[ietf-dkim] Re: ISSUE 1525 -- Restriction to posting by
firstAuthor breaks email semantics
MH Michael Hammer (5304)
MHammer at ag.com
Thu Jan 31 13:06:29 PST 2008
>-----Original Message-----
>From: ietf-dkim-bounces at mipassoc.org
>[mailto:ietf-dkim-bounces at mipassoc.org] On Behalf Of Douglas Otis
>Sent: Thursday, January 31, 2008 1:40 PM
>To: Charles Lindsey
>Cc: DKIM
>Subject: Re: [ietf-dkim] Re: ISSUE 1525 -- Restriction to
>posting by firstAuthor breaks email semantics
>
>
>Disagree. The concept of 1st Party signature would be with
>respect to the From email-address. In other words, SSP
>assurance is limited to policy statements regarding
>email-addresses found within the From domain. When a
>signature is signed on-behalf-of the Sender header
>(i=) using a key that could encompass that of the From
>email-address (g= t=) in question, the signature alone
>verifies the signing domain's policy. When the From
>email-addresses do not reference SSP records, and the
>signature on-behalf-of the Sender does not encompass the From
>address, this signature represents that of a Third-Party.
>
This is where I start to get concerned. I happen to agree with you Doug.

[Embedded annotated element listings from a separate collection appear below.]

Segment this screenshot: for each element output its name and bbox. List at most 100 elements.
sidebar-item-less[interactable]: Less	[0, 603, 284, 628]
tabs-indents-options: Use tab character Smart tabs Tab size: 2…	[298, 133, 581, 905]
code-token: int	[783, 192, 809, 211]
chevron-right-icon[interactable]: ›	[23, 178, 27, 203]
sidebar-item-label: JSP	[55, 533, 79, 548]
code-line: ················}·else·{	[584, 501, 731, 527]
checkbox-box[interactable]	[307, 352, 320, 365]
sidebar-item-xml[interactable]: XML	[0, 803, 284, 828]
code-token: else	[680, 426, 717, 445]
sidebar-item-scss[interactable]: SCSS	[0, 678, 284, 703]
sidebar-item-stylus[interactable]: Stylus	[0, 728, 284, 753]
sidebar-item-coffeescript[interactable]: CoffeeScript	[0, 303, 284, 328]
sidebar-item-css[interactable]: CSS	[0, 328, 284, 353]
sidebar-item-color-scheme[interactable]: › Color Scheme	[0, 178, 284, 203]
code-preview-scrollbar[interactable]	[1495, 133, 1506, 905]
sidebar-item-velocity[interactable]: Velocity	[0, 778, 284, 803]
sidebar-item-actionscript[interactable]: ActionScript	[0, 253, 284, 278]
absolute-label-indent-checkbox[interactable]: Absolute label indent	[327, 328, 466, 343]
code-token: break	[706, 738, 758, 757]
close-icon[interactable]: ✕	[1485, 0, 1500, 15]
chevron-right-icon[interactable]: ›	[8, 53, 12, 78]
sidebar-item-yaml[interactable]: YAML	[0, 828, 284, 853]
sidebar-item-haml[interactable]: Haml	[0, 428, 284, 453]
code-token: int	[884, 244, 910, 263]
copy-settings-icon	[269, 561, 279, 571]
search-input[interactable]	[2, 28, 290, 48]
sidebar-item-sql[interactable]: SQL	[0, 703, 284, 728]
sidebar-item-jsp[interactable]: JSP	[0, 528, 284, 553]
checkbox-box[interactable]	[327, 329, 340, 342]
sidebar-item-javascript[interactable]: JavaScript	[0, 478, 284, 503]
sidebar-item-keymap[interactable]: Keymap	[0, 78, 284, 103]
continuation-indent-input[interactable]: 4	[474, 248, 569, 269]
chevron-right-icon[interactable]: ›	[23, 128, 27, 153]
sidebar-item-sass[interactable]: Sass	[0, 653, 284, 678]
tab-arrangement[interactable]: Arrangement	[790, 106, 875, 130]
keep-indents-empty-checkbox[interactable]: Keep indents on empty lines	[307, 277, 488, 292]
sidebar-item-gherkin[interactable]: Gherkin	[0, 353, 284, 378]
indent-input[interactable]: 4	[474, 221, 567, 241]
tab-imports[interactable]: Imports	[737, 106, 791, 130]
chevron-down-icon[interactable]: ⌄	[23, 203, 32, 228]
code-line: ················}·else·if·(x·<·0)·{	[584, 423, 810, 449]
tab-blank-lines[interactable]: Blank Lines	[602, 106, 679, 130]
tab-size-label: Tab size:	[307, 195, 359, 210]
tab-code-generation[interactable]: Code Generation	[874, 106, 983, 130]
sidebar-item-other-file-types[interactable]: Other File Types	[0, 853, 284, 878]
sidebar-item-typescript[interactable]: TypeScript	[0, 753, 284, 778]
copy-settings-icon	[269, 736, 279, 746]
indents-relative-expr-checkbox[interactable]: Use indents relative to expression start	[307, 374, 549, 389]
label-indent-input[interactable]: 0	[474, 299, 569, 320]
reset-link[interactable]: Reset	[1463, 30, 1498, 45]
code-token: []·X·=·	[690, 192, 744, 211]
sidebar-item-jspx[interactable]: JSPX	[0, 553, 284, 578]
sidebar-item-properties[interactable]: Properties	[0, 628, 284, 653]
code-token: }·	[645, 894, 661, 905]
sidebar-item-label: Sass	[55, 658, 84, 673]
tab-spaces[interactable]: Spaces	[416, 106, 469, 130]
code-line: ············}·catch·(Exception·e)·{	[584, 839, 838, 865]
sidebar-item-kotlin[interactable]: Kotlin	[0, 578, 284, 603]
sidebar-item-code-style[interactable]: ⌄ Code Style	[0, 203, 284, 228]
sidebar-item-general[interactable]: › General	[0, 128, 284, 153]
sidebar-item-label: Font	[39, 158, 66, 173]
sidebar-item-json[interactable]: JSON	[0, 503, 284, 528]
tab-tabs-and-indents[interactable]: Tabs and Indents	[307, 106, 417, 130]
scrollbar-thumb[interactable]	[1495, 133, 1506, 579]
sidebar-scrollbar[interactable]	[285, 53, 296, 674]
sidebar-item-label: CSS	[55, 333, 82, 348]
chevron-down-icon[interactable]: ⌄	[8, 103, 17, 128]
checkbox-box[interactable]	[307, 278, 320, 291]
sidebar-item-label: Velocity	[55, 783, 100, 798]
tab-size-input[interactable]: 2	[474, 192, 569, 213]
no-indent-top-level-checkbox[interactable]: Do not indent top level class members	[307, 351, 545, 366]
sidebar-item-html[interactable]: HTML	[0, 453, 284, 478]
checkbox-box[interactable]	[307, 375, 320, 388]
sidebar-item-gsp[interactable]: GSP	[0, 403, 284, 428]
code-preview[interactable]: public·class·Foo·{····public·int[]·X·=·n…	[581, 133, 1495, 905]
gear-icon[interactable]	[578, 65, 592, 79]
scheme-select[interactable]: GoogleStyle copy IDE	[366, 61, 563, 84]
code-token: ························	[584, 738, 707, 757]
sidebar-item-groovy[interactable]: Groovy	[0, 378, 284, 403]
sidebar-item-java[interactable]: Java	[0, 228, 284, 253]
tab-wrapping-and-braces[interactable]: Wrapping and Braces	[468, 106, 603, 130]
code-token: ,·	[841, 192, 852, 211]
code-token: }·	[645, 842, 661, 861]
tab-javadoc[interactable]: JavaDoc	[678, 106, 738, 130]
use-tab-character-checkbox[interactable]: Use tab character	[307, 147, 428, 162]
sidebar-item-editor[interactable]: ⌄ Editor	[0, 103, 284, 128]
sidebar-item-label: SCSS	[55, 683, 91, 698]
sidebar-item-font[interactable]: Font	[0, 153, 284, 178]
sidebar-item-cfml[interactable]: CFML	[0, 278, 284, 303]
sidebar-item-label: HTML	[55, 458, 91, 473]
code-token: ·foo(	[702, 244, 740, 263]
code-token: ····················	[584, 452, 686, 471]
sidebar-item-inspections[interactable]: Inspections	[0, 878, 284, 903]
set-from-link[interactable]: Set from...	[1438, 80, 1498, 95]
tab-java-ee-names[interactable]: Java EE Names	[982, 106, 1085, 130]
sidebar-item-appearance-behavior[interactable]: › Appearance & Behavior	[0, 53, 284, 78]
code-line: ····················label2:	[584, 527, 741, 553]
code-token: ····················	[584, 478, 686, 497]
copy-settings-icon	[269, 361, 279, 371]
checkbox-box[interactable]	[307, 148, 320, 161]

It appears that other respected participants disagree with you on
whether SSP is limited to policy statements regarding email-addresses
found within the From domain - or at least they don't seem to want to
allow strong policy statements.
>
>While this check can be made, checking email-addresses found
>in different headers will likely have little benefit, but that
>might depend upon the MUA/OS being used. Outlook will show
>the From as the "on behalf of" following the Sender's address.
> The virtual From header is to support the PRA validations.
>This might open the door for Sender header spoofing, but this
>will also increase the overhead involved with checking SSP.
>Consider that most email is not signed.
>
Do you only see DKIM being used at MUA/OS? I actually see more value at
the MTA (preferably the border).
>> So for sure we could build that into SSP if we wanted to.
>
>No need when "all" or "strict" is complaint where just the
>signature's domain and key qualify a valid signature.